Awareness around the expanded attack surface is another concern and is not well understood by the teachers, faculty and staff who are actually deploying the distance learning solutions, Homer said.
According to the research by Absolute, "remote learning is creating tech support challenges that are taking away valuable time for teachers to "teach." The data showed 9 out of 10 teachers reported spending more time troubleshooting technology problems.
"They're are not understanding what the threats are that makes them vulnerable. Enabling these collaboration applications, having these machines outside the school system and the implications around that, it's no surprise that many have already been attacked," he said. "We know Zoom is being targeted. These are applications that have not seen widescale usage. What's worrisome is there's no increase in spending or budget or staff to combat this looming threat."
Morphisec performed a demonstration where threat researchers broke into Zoom and were able to use it as an information stealer to scrape credentials and actually record sessions unbeknownst to users. "They are easy to crack because they haven't been used in enterprise and mission-critical type environments up until now. And you can go right down the line whether it's Slack or Webex," Homer said.

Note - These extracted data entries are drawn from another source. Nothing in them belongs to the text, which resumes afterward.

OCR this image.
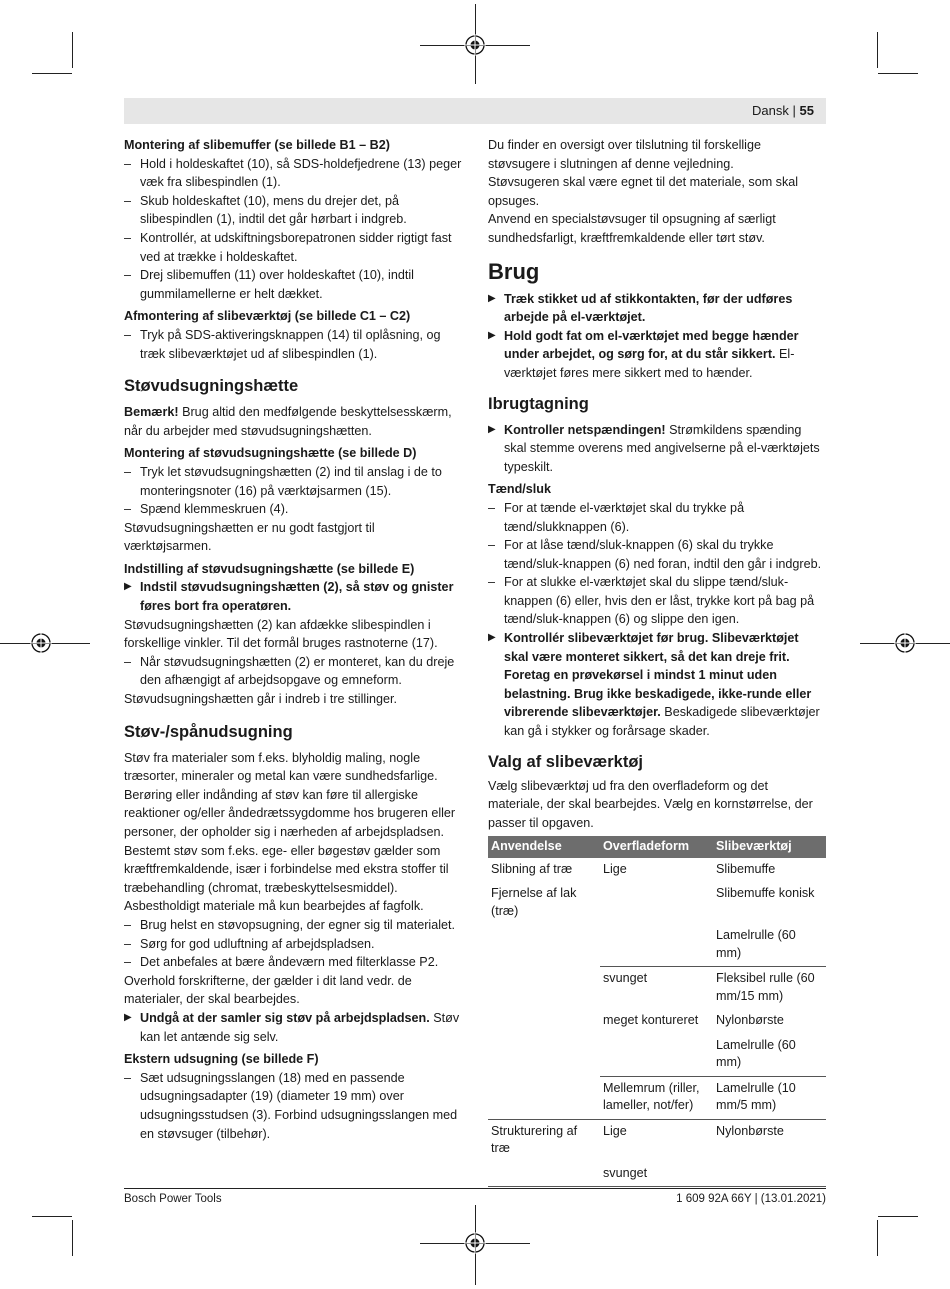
Dansk | 55

Montering af slibemuffer (se billede B1 – B2)

– Hold i holdeskaftet (10), så SDS-holdefjedrene (13) peger væk fra slibespindlen (1).

– Skub holdeskaftet (10), mens du drejer det, på slibespindlen (1), indtil det går hørbart i indgreb.

– Kontrollér, at udskiftningsborepatronen sidder rigtigt fast ved at trække i holdeskaftet.

– Drej slibemuffen (11) over holdeskaftet (10), indtil gummilamellerne er helt dækket.

Afmontering af slibeværktøj (se billede C1 – C2)

– Tryk på SDS-aktiveringsknappen (14) til oplåsning, og træk slibeværktøjet ud af slibespindlen (1).

Støvudsugningshætte

Bemærk! Brug altid den medfølgende beskyttelsesskærm, når du arbejder med støvudsugningshætten.

Montering af støvudsugningshætte (se billede D)

– Tryk let støvudsugningshætten (2) ind til anslag i de to monteringsnoter (16) på værktøjsarmen (15).

– Spænd klemmeskruen (4).

Støvudsugningshætten er nu godt fastgjort til værktøjsarmen.

Indstilling af støvudsugningshætte (se billede E)

▶ Indstil støvudsugningshætten (2), så støv og gnister føres bort fra operatøren.

Støvudsugningshætten (2) kan afdække slibespindlen i forskellige vinkler. Til det formål bruges rastnoterne (17).

– Når støvudsugningshætten (2) er monteret, kan du dreje den afhængigt af arbejdsopgave og emneform.

Støvudsugningshætten går i indreb i tre stillinger.

Støv-/spånudsugning

Støv fra materialer som f.eks. blyholdig maling, nogle træsorter, mineraler og metal kan være sundhedsfarlige. Berøring eller indånding af støv kan føre til allergiske reaktioner og/eller åndedrætssygdomme hos brugeren eller personer, der opholder sig i nærheden af arbejdspladsen.

Bestemt støv som f.eks. ege- eller bøgestøv gælder som kræftfremkaldende, især i forbindelse med ekstra stoffer til træbehandling (chromat, træbeskyttelsesmiddel). Asbestholdigt materiale må kun bearbejdes af fagfolk.

– Brug helst en støvopsugning, der egner sig til materialet.

– Sørg for god udluftning af arbejdspladsen.

– Det anbefales at bære åndeværn med filterklasse P2.

Overhold forskrifterne, der gælder i dit land vedr. de materialer, der skal bearbejdes.

▶ Undgå at der samler sig støv på arbejdspladsen. Støv kan let antænde sig selv.

Ekstern udsugning (se billede F)

– Sæt udsugningsslangen (18) med en passende udsugningsadapter (19) (diameter 19 mm) over udsugningsstudsen (3). Forbind udsugningsslangen med en støvsuger (tilbehør).

Du finder en oversigt over tilslutning til forskellige støvsugere i slutningen af denne vejledning.

Støvsugeren skal være egnet til det materiale, som skal opsuges.

Anvend en specialstøvsuger til opsugning af særligt sundhedsfarligt, kræftfremkaldende eller tørt støv.

Brug

▶ Træk stikket ud af stikkontakten, før der udføres arbejde på el-værktøjet.

▶ Hold godt fat om el-værktøjet med begge hænder under arbejdet, og sørg for, at du står sikkert. El-værktøjet føres mere sikkert med to hænder.

Ibrugtagning

▶ Kontroller netspændingen! Strømkildens spænding skal stemme overens med angivelserne på el-værktøjets typeskilt.

Tænd/sluk

– For at tænde el-værktøjet skal du trykke på tænd/slukknappen (6).

– For at låse tænd/sluk-knappen (6) skal du trykke tænd/sluk-knappen (6) ned foran, indtil den går i indgreb.

– For at slukke el-værktøjet skal du slippe tænd/sluk-knappen (6) eller, hvis den er låst, trykke kort på bag på tænd/sluk-knappen (6) og slippe den igen.

▶ Kontrollér slibeværktøjet før brug. Slibeværktøjet skal være monteret sikkert, så det kan dreje frit. Foretag en prøvekørsel i mindst 1 minut uden belastning. Brug ikke beskadigede, ikke-runde eller vibrerende slibeværktøjer. Beskadigede slibeværktøjer kan gå i stykker og forårsage skader.

Valg af slibeværktøj

Vælg slibeværktøj ud fra den overfladeform og det materiale, der skal bearbejdes. Vælg en kornstørrelse, der passer til opgaven.

Anvendelse	Overfladeform	Slibeværktøj
Slibning af træ	Lige	Slibemuffe
Fjernelse af lak (træ)		Slibemuffe konisk
		Lamelrulle (60 mm)
	svunget	Fleksibel rulle (60 mm/15 mm)
	meget kontureret	Nylonbørste
		Lamelrulle (60 mm)
	Mellemrum (riller, lameller, not/fer)	Lamelrulle (10 mm/5 mm)
Strukturering af træ	Lige	Nylonbørste
	svunget	
Bosch Power Tools	1 609 92A 66Y | (13.01.2021)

According to Absolute data, there was a 141% increase in collaboration software, including BlueJeans, Skype, Microsoft Teams and many popular tools.
One reason K-12 is an easy target is the weak security posture, Conner said. Remote learning is only amplifying the dangers. "Schools are not always the best at cybersecurity or backing up. And now, it's extremely distributed networks."
Conner also said many challenges facing the new school year simply come down to a lack of funds for K-12 school systems.
"A best practice would be to really start to segment the networks. Put different applications and identities in different levels of security. If you're an admin or associated with financials, you need to be in a much more secure platform, not just at the school but at your home," Conner said.
Absolute data indicates that 46% of schools have at least one device that uses rogue or nonauthorized VPN or web proxy applications, "but it only takes one vulnerable device to create a security incident."
The rush to get remote learning up and running also resulted in ill-preparedness, Homer said. "Everyone from the superintendent to the board of trustees are deeply concerned about ransomware, they just don't have a good plan on how to prevent it and prevent some of these attacks because they've been so focused on enabling distance learning," he said.
Attackers recognize these flaws, making schools an even easier target.
"They have their business model, too. They can go after K-12, which they know are not patching their systems, they're vulnerable to using these collaboration applications and go after them. It's much easier with known exploits than they can with an enterprise company that has a robust, layered Defense in depth strategy."